In Washington, A group of hard-right Republicans dealt Speaker Kevin McCarthy yet another setback in his efforts to prevent a government shutdown by voting against a bill that would have kept the government open for a month at lower spending levels.
By a vote of 198 to 232, the 165-page continuing resolution bill was defeated. Along with all of the Democrats, twenty-one Republicans also voted against the bill.
GOP resistance was stronger than anticipated. The inclusion of billions of dollars to strengthen border security, which McCarthy had thought would win over their support, did not appear to sway a number of Republican holdouts who had opposed enacting a short-term agreement.
After the vote, McCarthy declared that he had “other ideas” and would meet with Republican lawmakers later on Friday to determine the best course of action. McCarthy’s response, when asked what makes sense to do next, was to “keep working and make sure we solve this problem.”
The race to avoid a government shutdown
The bill’s failure comes ahead of the fast-approaching deadline to avoid a government shutdown, which would technically begin at 12 a.m. Sunday when funding for most federal agencies expires.
A shutdown would force millions of federal employees to go on furlough or continue working without getting paid until the funding lapse ends. Most of the effects wouldn’t begin to be felt until Monday morning, when employees would report to work to start implementing agency-specific shutdown procedures.

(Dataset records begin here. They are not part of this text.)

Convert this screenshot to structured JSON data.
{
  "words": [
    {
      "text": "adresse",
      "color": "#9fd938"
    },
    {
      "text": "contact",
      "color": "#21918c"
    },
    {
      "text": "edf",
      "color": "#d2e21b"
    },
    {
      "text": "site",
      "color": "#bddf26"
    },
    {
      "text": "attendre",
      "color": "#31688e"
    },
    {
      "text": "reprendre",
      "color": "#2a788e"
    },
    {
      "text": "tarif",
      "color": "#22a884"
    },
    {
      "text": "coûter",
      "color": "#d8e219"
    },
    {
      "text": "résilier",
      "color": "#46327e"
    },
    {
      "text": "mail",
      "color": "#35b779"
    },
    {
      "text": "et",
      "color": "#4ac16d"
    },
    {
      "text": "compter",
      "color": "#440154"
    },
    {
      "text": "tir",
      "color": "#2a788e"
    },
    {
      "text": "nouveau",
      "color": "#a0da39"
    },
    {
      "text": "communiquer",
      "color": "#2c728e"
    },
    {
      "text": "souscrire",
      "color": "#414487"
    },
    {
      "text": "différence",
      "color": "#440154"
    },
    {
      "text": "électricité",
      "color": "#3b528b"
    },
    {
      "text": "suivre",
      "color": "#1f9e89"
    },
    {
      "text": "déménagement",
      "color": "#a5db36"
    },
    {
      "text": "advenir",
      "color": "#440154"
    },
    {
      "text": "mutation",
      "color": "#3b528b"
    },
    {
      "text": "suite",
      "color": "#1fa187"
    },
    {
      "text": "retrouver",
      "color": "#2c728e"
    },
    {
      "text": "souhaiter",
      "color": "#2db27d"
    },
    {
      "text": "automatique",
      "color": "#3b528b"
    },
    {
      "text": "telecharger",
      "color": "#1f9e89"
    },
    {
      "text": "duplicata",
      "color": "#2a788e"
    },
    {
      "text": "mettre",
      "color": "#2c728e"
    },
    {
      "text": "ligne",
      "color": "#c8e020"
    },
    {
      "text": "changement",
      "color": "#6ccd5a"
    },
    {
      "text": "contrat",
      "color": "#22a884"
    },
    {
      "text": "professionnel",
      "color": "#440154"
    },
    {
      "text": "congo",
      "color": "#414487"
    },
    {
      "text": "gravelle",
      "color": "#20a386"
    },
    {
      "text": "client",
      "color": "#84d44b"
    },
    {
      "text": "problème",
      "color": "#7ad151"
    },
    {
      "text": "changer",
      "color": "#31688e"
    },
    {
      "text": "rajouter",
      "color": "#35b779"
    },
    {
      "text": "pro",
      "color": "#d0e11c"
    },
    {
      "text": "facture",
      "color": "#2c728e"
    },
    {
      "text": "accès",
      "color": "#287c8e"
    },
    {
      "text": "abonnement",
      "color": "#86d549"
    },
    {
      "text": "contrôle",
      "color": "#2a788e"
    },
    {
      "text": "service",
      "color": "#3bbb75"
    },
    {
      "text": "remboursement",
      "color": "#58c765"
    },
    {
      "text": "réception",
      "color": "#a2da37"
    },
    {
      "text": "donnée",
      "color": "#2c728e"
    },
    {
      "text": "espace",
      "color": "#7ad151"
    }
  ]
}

McCarthy’s bill would not have been considered by the Senate, which is drafting its own bipartisan legislation, even if it had passed the House. Before the vote, President Biden additionally threatened to veto the House bill, effectively sealing its demise.
Approximately a dozen Republicans on the far right have stated they would not or were unlikely to support any continuing agreement. McCarthy has so far been unable to create a package that would pass both chambers of Congress with a majority and fund the government with his four-seat majority in the House. Democrats want to maintain existing levels of federal financing and reject any expenditure reductions supported by the GOP. The group of hard-right holdouts has vowed to seek a vote for McCarthy’s removal if he pursues enacting a bill with Democratic support.
The Senate is now the focus of attention. The Senate Democrats’ proposed measure was still being worked up on Friday, but an early draft would maintain existing levels of funding for the government until November 17. Additionally, it includes massive amounts of funding for Ukraine, which is opposed by many Republicans in the House. McCarthy has stated that Ukraine help should be discussed separately, and on Thursday night, the House voted to authorize $300 million in aid, a sum that is significantly less than what senators and the White House are requesting.
If lawmakers are unable to come to a bipartisan compromise on Friday, Senate Majority Leader Chuck Schumer warned senators to prepare for a preliminary vote on the Democratic version of the plan on Saturday morning.
Reporting was given by Jack Turman, Jacqueline Kalil, and Alan He.